A total of 139 patients were enrolled; 113 in the single- (81.3%) and 26 in the dual- (18.7%) therapy groups. In the population with PD-L1 TPS of 1-20%, after propensity score-matching was performed, the median overall survival was 12.0 months for the single-therapy group, but was not reached for the dual-therapy group (=0.022). The median progression-free survival was 6.9 and 11.5 months, respectively (=0.02). In the population with PD-L1 TPS of 21-49%, after propensity score-matching, the median overall survival was not reached for the single-therapy group, but was 9.0 months for the dual-therapy group (=0.04), whilst corresponding median progression-free survival was 8.3 and 4.1 months (=0.087).
The results of this study suggest that in patients with NSCLC, the optimal treatment regimen may differ between those with PD-L1 TPS of 1-20% and 21-49%; moreover, nivolumab and ipilimumab-based therapy may be more effective than chemotherapy with a single-agent ICI for treating advanced NSCLC with ultra-low PD-L1 expression, particularly in those with a PD-L1 TPS of 1-20%.
程序性死亡配体1(PD-L1)肿瘤比例评分(TPS)为1%-49%的晚期非小细胞肺癌(NSCLC)的最佳治疗方案尚不清楚。根据PD-L1 TPS进一步分层可能会优化治疗。
我们进行了一项多中心、回顾性、观察性研究,比较纳武利尤单抗和伊匹木单抗联合或不联合化疗(双药治疗组)以及化疗联合单药免疫检查点抑制剂(ICI)(单药治疗组)作为PD-L1 TPS为1%-49%的晚期NSCLC的一线治疗方案。主要终点是倾向评分匹配人群的总生存期。

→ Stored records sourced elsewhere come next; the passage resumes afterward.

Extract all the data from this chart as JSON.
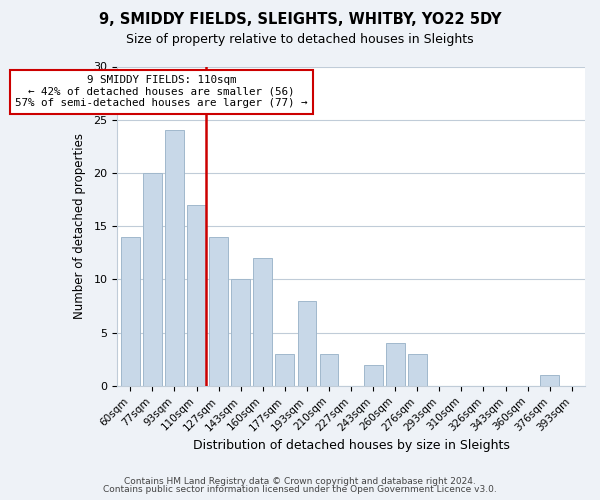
{
  "title": "9, SMIDDY FIELDS, SLEIGHTS, WHITBY, YO22 5DY",
  "subtitle": "Size of property relative to detached houses in Sleights",
  "xlabel": "Distribution of detached houses by size in Sleights",
  "ylabel": "Number of detached properties",
  "bar_color": "#c8d8e8",
  "bar_edge_color": "#a0b8cc",
  "bins": [
    "60sqm",
    "77sqm",
    "93sqm",
    "110sqm",
    "127sqm",
    "143sqm",
    "160sqm",
    "177sqm",
    "193sqm",
    "210sqm",
    "227sqm",
    "243sqm",
    "260sqm",
    "276sqm",
    "293sqm",
    "310sqm",
    "326sqm",
    "343sqm",
    "360sqm",
    "376sqm",
    "393sqm"
  ],
  "values": [
    14,
    20,
    24,
    17,
    14,
    10,
    12,
    3,
    8,
    3,
    0,
    2,
    4,
    3,
    0,
    0,
    0,
    0,
    0,
    1,
    0
  ],
  "highlight_bin_index": 3,
  "highlight_color": "#cc0000",
  "ylim": [
    0,
    30
  ],
  "yticks": [
    0,
    5,
    10,
    15,
    20,
    25,
    30
  ],
  "annotation_title": "9 SMIDDY FIELDS: 110sqm",
  "annotation_line1": "← 42% of detached houses are smaller (56)",
  "annotation_line2": "57% of semi-detached houses are larger (77) →",
  "footer1": "Contains HM Land Registry data © Crown copyright and database right 2024.",
  "footer2": "Contains public sector information licensed under the Open Government Licence v3.0.",
  "background_color": "#eef2f7",
  "plot_bg_color": "#ffffff",
  "grid_color": "#c0ccd8"
}
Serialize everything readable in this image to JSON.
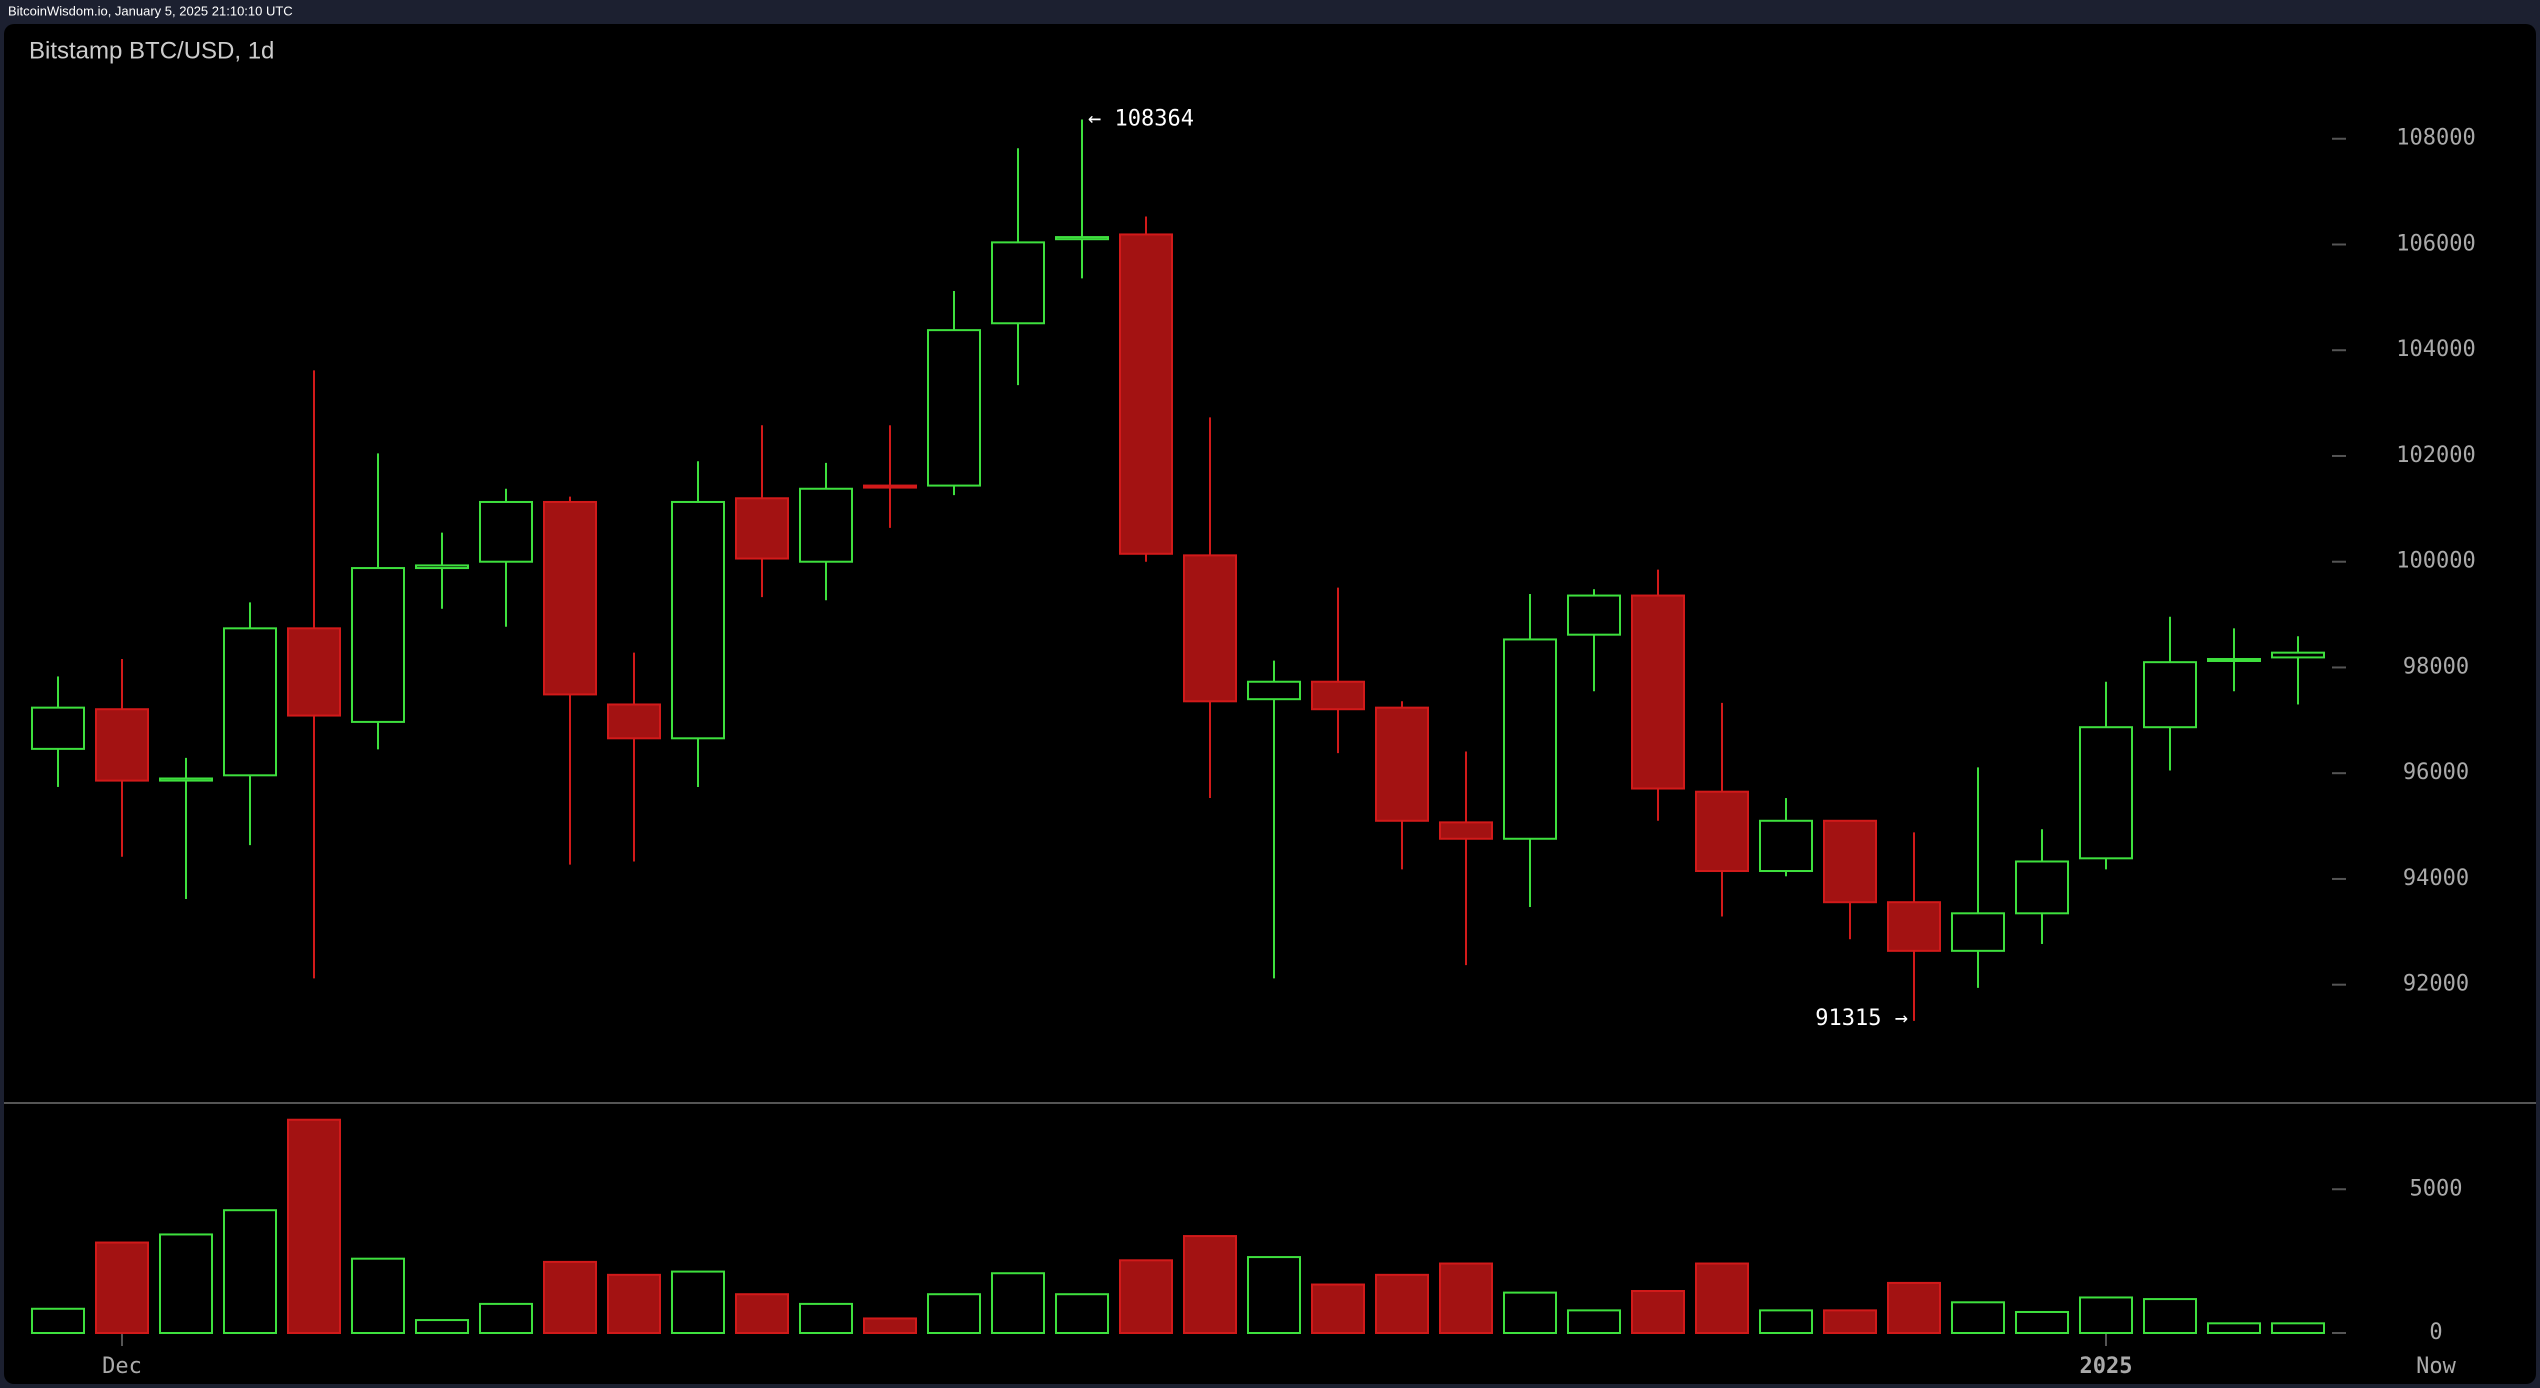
{
  "header": "BitcoinWisdom.io, January 5, 2025 21:10:10 UTC",
  "chart_data": {
    "type": "candlestick",
    "title": "Bitstamp BTC/USD, 1d",
    "categories": [
      null,
      "Dec",
      null,
      null,
      null,
      null,
      null,
      null,
      null,
      null,
      null,
      null,
      null,
      null,
      null,
      null,
      null,
      null,
      null,
      null,
      null,
      null,
      null,
      null,
      null,
      null,
      null,
      null,
      null,
      null,
      null,
      null,
      "2025",
      null,
      null,
      null
    ],
    "now_label": "Now",
    "open": [
      96460,
      97210,
      95860,
      95960,
      98740,
      96970,
      99880,
      100000,
      101130,
      97300,
      96660,
      101200,
      100000,
      101440,
      101440,
      104510,
      106100,
      106190,
      100120,
      97400,
      97730,
      97240,
      95070,
      94760,
      98620,
      99360,
      95650,
      94150,
      95100,
      93560,
      92640,
      93350,
      94390,
      96870,
      98130,
      98190
    ],
    "high": [
      97830,
      98160,
      96290,
      99230,
      103620,
      102050,
      100550,
      101380,
      101230,
      98280,
      101900,
      102580,
      101870,
      102580,
      105120,
      107820,
      108364,
      106530,
      102730,
      98130,
      99510,
      97360,
      96410,
      99390,
      99480,
      99850,
      97330,
      95530,
      95100,
      94880,
      96110,
      94940,
      97730,
      98960,
      98740,
      98590
    ],
    "low": [
      95740,
      94420,
      93620,
      94640,
      92120,
      96450,
      99110,
      98770,
      94270,
      94330,
      95740,
      99330,
      99270,
      100640,
      101260,
      103340,
      105360,
      100000,
      95530,
      92120,
      96380,
      94180,
      92370,
      93470,
      97550,
      95100,
      93290,
      94050,
      92860,
      91315,
      91940,
      92770,
      94180,
      96050,
      97550,
      97300
    ],
    "close": [
      97240,
      95860,
      95900,
      98740,
      97090,
      99880,
      99930,
      101130,
      97490,
      96660,
      101130,
      100060,
      101380,
      101410,
      104380,
      106040,
      106140,
      100150,
      97360,
      97730,
      97210,
      95100,
      94760,
      98530,
      99360,
      95710,
      94150,
      95100,
      93560,
      92640,
      93350,
      94330,
      96870,
      98100,
      98160,
      98280
    ],
    "up_color": "#3ee03e",
    "down_color": "#a31212",
    "ylim": [
      89800,
      110000
    ],
    "yticks": [
      92000,
      94000,
      96000,
      98000,
      100000,
      102000,
      104000,
      106000,
      108000
    ],
    "annotations": [
      {
        "label": "← 108364",
        "value": 108364
      },
      {
        "label": "91315 →",
        "value": 91315
      }
    ],
    "volume": {
      "values": [
        843,
        3147,
        3428,
        4271,
        7418,
        2585,
        450,
        1012,
        2473,
        2023,
        2136,
        1349,
        1012,
        506,
        1349,
        2079,
        1349,
        2529,
        3372,
        2641,
        1686,
        2023,
        2417,
        1405,
        787,
        1461,
        2417,
        787,
        787,
        1742,
        1068,
        731,
        1236,
        1180,
        337,
        337
      ],
      "ylim": [
        0,
        8000
      ],
      "yticks": [
        0,
        5000
      ]
    }
  }
}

共纳入139例患者;单药治疗组113例(81.3%),双药治疗组26例(18.7%)。在PD-L1 TPS为1%-20%的人群中,进行倾向评分匹配后,单药治疗组的中位总生存期为12.0个月,而双药治疗组未达到(P=0.022)。中位无进展生存期分别为6.9个月和11.5个月(P=0.02)。在PD-L1 TPS为21%-49%的人群中,倾向评分匹配后,单药治疗组的中位总生存期未达到,而双药治疗组为9.0个月(P=0.04),相应的中位无进展生存期分别为8.3个月和4.1个月(P=0.087)。
本研究结果表明,在NSCLC患者中,PD-L1 TPS为1%-20%和21%-49%的患者的最佳治疗方案可能不同;此外,对于治疗PD-L1表达极低的晚期NSCLC,基于纳武利尤单抗和伊匹木单抗的治疗可能比化疗联合单药ICI更有效,尤其是在PD-L1 TPS为1%-20%的患者中。